The Truth of Fiction

imageRemember James Frey? He’s the guy who wrote A Million Little Pieces, a memoir of his addiction to drugs, time in prison, recovery, etc. The media tore him apart, mostly because his “memoir” was more fiction than non. But he’s not alone in his offense. In one case, a woman in Germany wrote a memoir about, in part, the time she was adopted by wolves.

Wolves? Really? Yeah.

Here is what we learn from these books: it’s not okay to sell fiction as non-fiction. That’s lying. But so is fiction, isn’t it? Not so.

Throughout The Things They Carried, Tim O’Brien writes several short stories that, within themselves, explore the relationship between fiction and truth. In Notes, he writes

By telling stories, you objectify your own experience. You separate it from yourself.

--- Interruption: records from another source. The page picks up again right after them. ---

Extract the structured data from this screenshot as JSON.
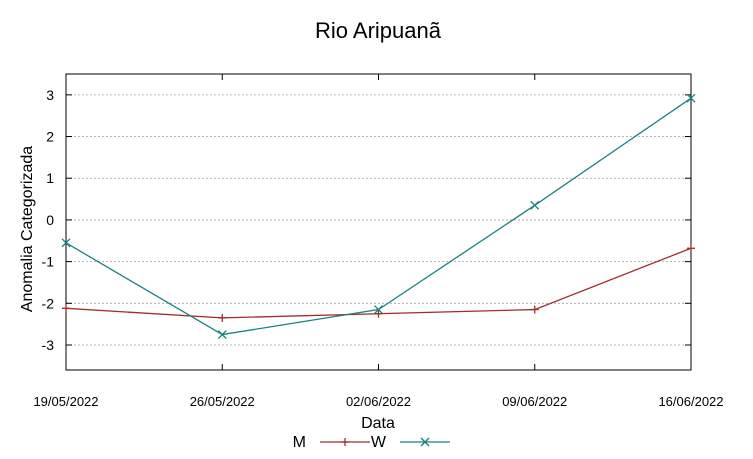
{
  "chart_data": {
    "type": "line",
    "title": "Rio Aripuanã",
    "xlabel": "Data",
    "ylabel": "Anomalia Categorizada",
    "categories": [
      "19/05/2022",
      "26/05/2022",
      "02/06/2022",
      "09/06/2022",
      "16/06/2022"
    ],
    "ylim": [
      -3.6,
      3.5
    ],
    "yticks": [
      -3,
      -2,
      -1,
      0,
      1,
      2,
      3
    ],
    "grid": true,
    "legend_position": "bottom",
    "series": [
      {
        "name": "M",
        "color": "#a52a2a",
        "marker": "plus",
        "values": [
          -2.12,
          -2.35,
          -2.25,
          -2.15,
          -0.68
        ]
      },
      {
        "name": "W",
        "color": "#1a8080",
        "marker": "cross",
        "values": [
          -0.55,
          -2.75,
          -2.15,
          0.35,
          2.92
        ]
      }
    ]
  }
}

You pin down certain truths. You make up others. You start sometimes with an incident that truly happened, like the night in the *expletive* field, and you carry it forward by inventing incidents that did not in fact occur but that nonetheless help to clarify and explain.

In short, fiction is a vehicle to explore truths that cannot be adequately expressed by retelling true events.

No one likes a liar. Lies are meant to deceive. Fiction is meant to illuminate. And sometimes, we turn on a light and make shadow puppets, not for the sake of the puppet, but to point to the hands and fingers intertwining, merging, creating. The reader watches the shadow and understands that hands have made them. They understand the truth.

So long as you don’t write about being adopted by a pack of wolves.